About the Collaboratory

The Cancer Genome Collaboratory is an academic research cloud that contains the raw and interpreted data from the International Cancer Genome Consortium, an international project that aims to sequence the genomes of 25,000 tumours and matching normal tissues.


The Cancer Genome Collaboratory (or simply the Collaboratory) is an academic research cloud being built by the Ontario Institute for Cancer Research (OICR). This unique compute cloud-based resource enables research on the world’s largest and most comprehensive cancer genome dataset.

Using the Collaboratory’s facilities, researchers can run complex data mining and analysis operations across a large repository of cancer genome sequences and their associated donor clinical information. Using advanced metadata tagging, provenance tracking, and workflow management software, researchers can execute complex analytic pipelines, create reproducible traces of each computational step, and share methods and results. Instead of spending weeks to months downloading hundreds of terabytes of data from a central repository before computations can begin, researchers can upload their analytic software into the Collaboratory cloud, run it, and download the computed results in a secure fashion.

The Collaboratory is home to the data holdings of the International Cancer Genome Consortium, a global collaboration involving more than 70 projects and 40 countries/jurisdictions to sequence the genomes of 25,000 tumours and their matched normal tissues across 50 major cancer types. Users of the Collaboratory have fast and easy access to this unique data set.

Collaboratory Benefits

Benefits to Cancer Research

Cancer is the leading cause of morbidity and mortality, responsible for over 70,000 deaths per year in Canada and over 8 million worldwide.
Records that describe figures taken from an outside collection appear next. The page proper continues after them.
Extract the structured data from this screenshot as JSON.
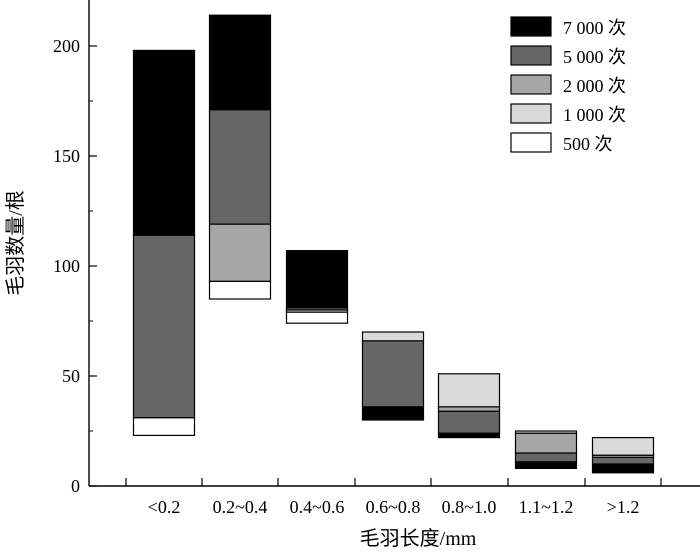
{
  "chart_data": {
    "type": "bar",
    "categories": [
      "<0.2",
      "0.2~0.4",
      "0.4~0.6",
      "0.6~0.8",
      "0.8~1.0",
      "1.1~1.2",
      ">1.2"
    ],
    "xlabel": "毛羽长度/mm",
    "ylabel": "毛羽数量/根",
    "ylim": [
      0,
      220
    ],
    "yticks": [
      "0",
      "50",
      "100",
      "150",
      "200"
    ],
    "ytick_values": [
      0,
      50,
      100,
      150,
      200
    ],
    "legend": [
      "7 000 次",
      "5 000 次",
      "2 000 次",
      "1 000 次",
      "500 次"
    ],
    "legend_position": "top-right",
    "grid": false,
    "note": "",
    "series": [
      {
        "name": "7 000 次",
        "color": "#000000",
        "ranges": [
          [
            114,
            198
          ],
          [
            171,
            214
          ],
          [
            81,
            107
          ],
          [
            30,
            36
          ],
          [
            22,
            24
          ],
          [
            8,
            11
          ],
          [
            6,
            10
          ]
        ]
      },
      {
        "name": "5 000 次",
        "color": "#666666",
        "ranges": [
          [
            31,
            114
          ],
          [
            119,
            171
          ],
          [
            80,
            81
          ],
          [
            36,
            66
          ],
          [
            24,
            34
          ],
          [
            11,
            15
          ],
          [
            10,
            13
          ]
        ]
      },
      {
        "name": "2 000 次",
        "color": "#a6a6a6",
        "ranges": [
          [
            31,
            31
          ],
          [
            93,
            119
          ],
          [
            80,
            80
          ],
          [
            66,
            66
          ],
          [
            34,
            36
          ],
          [
            15,
            24
          ],
          [
            13,
            14
          ]
        ]
      },
      {
        "name": "1 000 次",
        "color": "#d9d9d9",
        "ranges": [
          [
            31,
            31
          ],
          [
            93,
            93
          ],
          [
            79,
            80
          ],
          [
            66,
            70
          ],
          [
            36,
            51
          ],
          [
            24,
            25
          ],
          [
            14,
            22
          ]
        ]
      },
      {
        "name": "500 次",
        "color": "#ffffff",
        "ranges": [
          [
            23,
            31
          ],
          [
            85,
            93
          ],
          [
            74,
            79
          ],
          [
            30,
            30
          ],
          [
            22,
            22
          ],
          [
            8,
            8
          ],
          [
            6,
            6
          ]
        ]
      }
    ]
  }
}
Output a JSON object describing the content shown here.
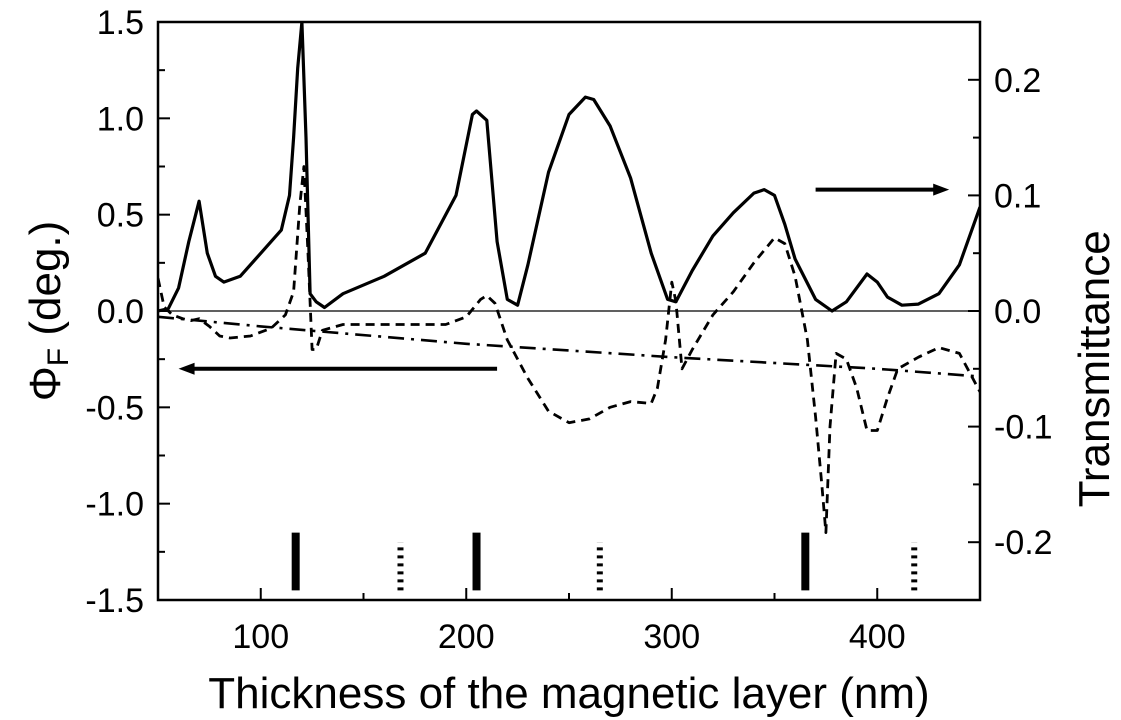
{
  "chart_data": {
    "type": "line",
    "xlabel": "Thickness of the magnetic layer (nm)",
    "ylabel_left": {
      "symbol": "Φ",
      "subscript": "F",
      "unit": " (deg.)"
    },
    "ylabel_right": "Transmittance",
    "xlim": [
      50,
      450
    ],
    "ylim_left": [
      -1.5,
      1.5
    ],
    "ylim_right": [
      -0.25,
      0.25
    ],
    "x_ticks": [
      100,
      200,
      300,
      400
    ],
    "x_tick_labels": [
      "100",
      "200",
      "300",
      "400"
    ],
    "y_left_ticks": [
      -1.5,
      -1.0,
      -0.5,
      0.0,
      0.5,
      1.0,
      1.5
    ],
    "y_left_tick_labels": [
      "-1.5",
      "-1.0",
      "-0.5",
      "0.0",
      "0.5",
      "1.0",
      "1.5"
    ],
    "y_right_ticks": [
      -0.2,
      -0.1,
      0.0,
      0.1,
      0.2
    ],
    "y_right_tick_labels": [
      "-0.2",
      "-0.1",
      "0.0",
      "0.1",
      "0.2"
    ],
    "zero_line": 0.0,
    "grid": false,
    "series": [
      {
        "style": "solid",
        "axis": "right",
        "points": [
          [
            50,
            0.0
          ],
          [
            55,
            0.002
          ],
          [
            60,
            0.02
          ],
          [
            65,
            0.06
          ],
          [
            70,
            0.095
          ],
          [
            74,
            0.05
          ],
          [
            78,
            0.03
          ],
          [
            82,
            0.025
          ],
          [
            90,
            0.03
          ],
          [
            100,
            0.05
          ],
          [
            110,
            0.07
          ],
          [
            114,
            0.1
          ],
          [
            116,
            0.15
          ],
          [
            118,
            0.21
          ],
          [
            120,
            0.25
          ],
          [
            122,
            0.15
          ],
          [
            124,
            0.015
          ],
          [
            127,
            0.008
          ],
          [
            131,
            0.003
          ],
          [
            140,
            0.015
          ],
          [
            160,
            0.03
          ],
          [
            180,
            0.05
          ],
          [
            195,
            0.1
          ],
          [
            203,
            0.17
          ],
          [
            205,
            0.173
          ],
          [
            210,
            0.165
          ],
          [
            215,
            0.06
          ],
          [
            220,
            0.01
          ],
          [
            225,
            0.005
          ],
          [
            230,
            0.04
          ],
          [
            240,
            0.12
          ],
          [
            250,
            0.17
          ],
          [
            258,
            0.185
          ],
          [
            262,
            0.183
          ],
          [
            270,
            0.16
          ],
          [
            280,
            0.115
          ],
          [
            290,
            0.05
          ],
          [
            298,
            0.01
          ],
          [
            302,
            0.008
          ],
          [
            310,
            0.035
          ],
          [
            320,
            0.065
          ],
          [
            330,
            0.085
          ],
          [
            340,
            0.102
          ],
          [
            345,
            0.105
          ],
          [
            350,
            0.1
          ],
          [
            355,
            0.075
          ],
          [
            360,
            0.045
          ],
          [
            370,
            0.01
          ],
          [
            378,
            0.0
          ],
          [
            385,
            0.008
          ],
          [
            395,
            0.032
          ],
          [
            400,
            0.025
          ],
          [
            405,
            0.012
          ],
          [
            412,
            0.005
          ],
          [
            420,
            0.006
          ],
          [
            430,
            0.015
          ],
          [
            440,
            0.04
          ],
          [
            450,
            0.09
          ]
        ]
      },
      {
        "style": "dashed",
        "axis": "left",
        "points": [
          [
            50,
            0.17
          ],
          [
            53,
            0.02
          ],
          [
            57,
            -0.02
          ],
          [
            62,
            -0.04
          ],
          [
            66,
            -0.05
          ],
          [
            70,
            -0.04
          ],
          [
            75,
            -0.08
          ],
          [
            80,
            -0.13
          ],
          [
            85,
            -0.14
          ],
          [
            95,
            -0.13
          ],
          [
            105,
            -0.09
          ],
          [
            112,
            -0.02
          ],
          [
            116,
            0.1
          ],
          [
            119,
            0.55
          ],
          [
            121,
            0.75
          ],
          [
            123,
            0.3
          ],
          [
            125,
            -0.2
          ],
          [
            127,
            -0.2
          ],
          [
            130,
            -0.1
          ],
          [
            140,
            -0.07
          ],
          [
            160,
            -0.07
          ],
          [
            190,
            -0.07
          ],
          [
            200,
            -0.03
          ],
          [
            207,
            0.06
          ],
          [
            210,
            0.08
          ],
          [
            214,
            0.04
          ],
          [
            220,
            -0.15
          ],
          [
            230,
            -0.35
          ],
          [
            240,
            -0.52
          ],
          [
            250,
            -0.58
          ],
          [
            260,
            -0.56
          ],
          [
            270,
            -0.5
          ],
          [
            280,
            -0.47
          ],
          [
            290,
            -0.48
          ],
          [
            293,
            -0.4
          ],
          [
            297,
            -0.15
          ],
          [
            300,
            0.15
          ],
          [
            302,
            0.05
          ],
          [
            305,
            -0.3
          ],
          [
            310,
            -0.2
          ],
          [
            320,
            -0.02
          ],
          [
            330,
            0.1
          ],
          [
            340,
            0.25
          ],
          [
            350,
            0.38
          ],
          [
            355,
            0.35
          ],
          [
            360,
            0.18
          ],
          [
            366,
            -0.15
          ],
          [
            370,
            -0.55
          ],
          [
            373,
            -0.9
          ],
          [
            375,
            -1.15
          ],
          [
            377,
            -0.6
          ],
          [
            380,
            -0.22
          ],
          [
            385,
            -0.25
          ],
          [
            390,
            -0.4
          ],
          [
            395,
            -0.62
          ],
          [
            400,
            -0.62
          ],
          [
            405,
            -0.45
          ],
          [
            410,
            -0.3
          ],
          [
            420,
            -0.24
          ],
          [
            430,
            -0.19
          ],
          [
            440,
            -0.22
          ],
          [
            450,
            -0.42
          ]
        ]
      },
      {
        "style": "dashdot",
        "axis": "left",
        "points": [
          [
            50,
            -0.03
          ],
          [
            100,
            -0.08
          ],
          [
            200,
            -0.17
          ],
          [
            300,
            -0.24
          ],
          [
            400,
            -0.3
          ],
          [
            450,
            -0.34
          ]
        ]
      }
    ],
    "arrows": [
      {
        "from": [
          215,
          -0.3
        ],
        "to": [
          60,
          -0.3
        ],
        "points_to": "left axis"
      },
      {
        "from": [
          370,
          0.63
        ],
        "to": [
          435,
          0.63
        ],
        "points_to": "right axis"
      }
    ],
    "markers": [
      {
        "x": 117,
        "style": "solid",
        "y_range": [
          -1.45,
          -1.15
        ]
      },
      {
        "x": 168,
        "style": "dotted",
        "y_range": [
          -1.45,
          -1.2
        ]
      },
      {
        "x": 205,
        "style": "solid",
        "y_range": [
          -1.45,
          -1.15
        ]
      },
      {
        "x": 265,
        "style": "dotted",
        "y_range": [
          -1.45,
          -1.2
        ]
      },
      {
        "x": 365,
        "style": "solid",
        "y_range": [
          -1.45,
          -1.15
        ]
      },
      {
        "x": 418,
        "style": "dotted",
        "y_range": [
          -1.45,
          -1.2
        ]
      }
    ]
  }
}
Cancer is a disease of the genome in which an accumulation of genomic alterations leads to unregulated cell growth. Researchers need a comprehensive catalogue of the molecular alterations that arise during the formation of malignant tumours, and models of how these alterations interact to give rise to tumour phenotype.

The International Cancer Genome Consortium (ICGC) is the largest worlwide coordinated effort to produce this catalogue. The ICGC already represents the world's largest collection of genomes and the Collaboratory currently contains a growing repository of ICGC alignment and variant data allowing researchers to test important ideas about the role of genomics in cancer.

Benefits to Computer Science Research

This project will develop and implement application programming interfaces (APIs) that allow large shared data sets to be accessed in an efficient and backward-compatible manner, using new methods for tracking provenance and workflows. It will also accelerate research in the fields of indexing, search, compression and cryptography, thereby impacting other data-driven fields in biology and the natural sciences.

Benefits to the Ethics and Law of Personal Health Information (PHI) Privacy

The placement of PHI in a shared cloud resource poses significant but not insurmountable challenges to the established legal and ethical frameworks for protection of PHI. The ICGC data set is an ideal test case for enhancing these frameworks because of the careful and uniform way in which informed consent was obtained from its donors.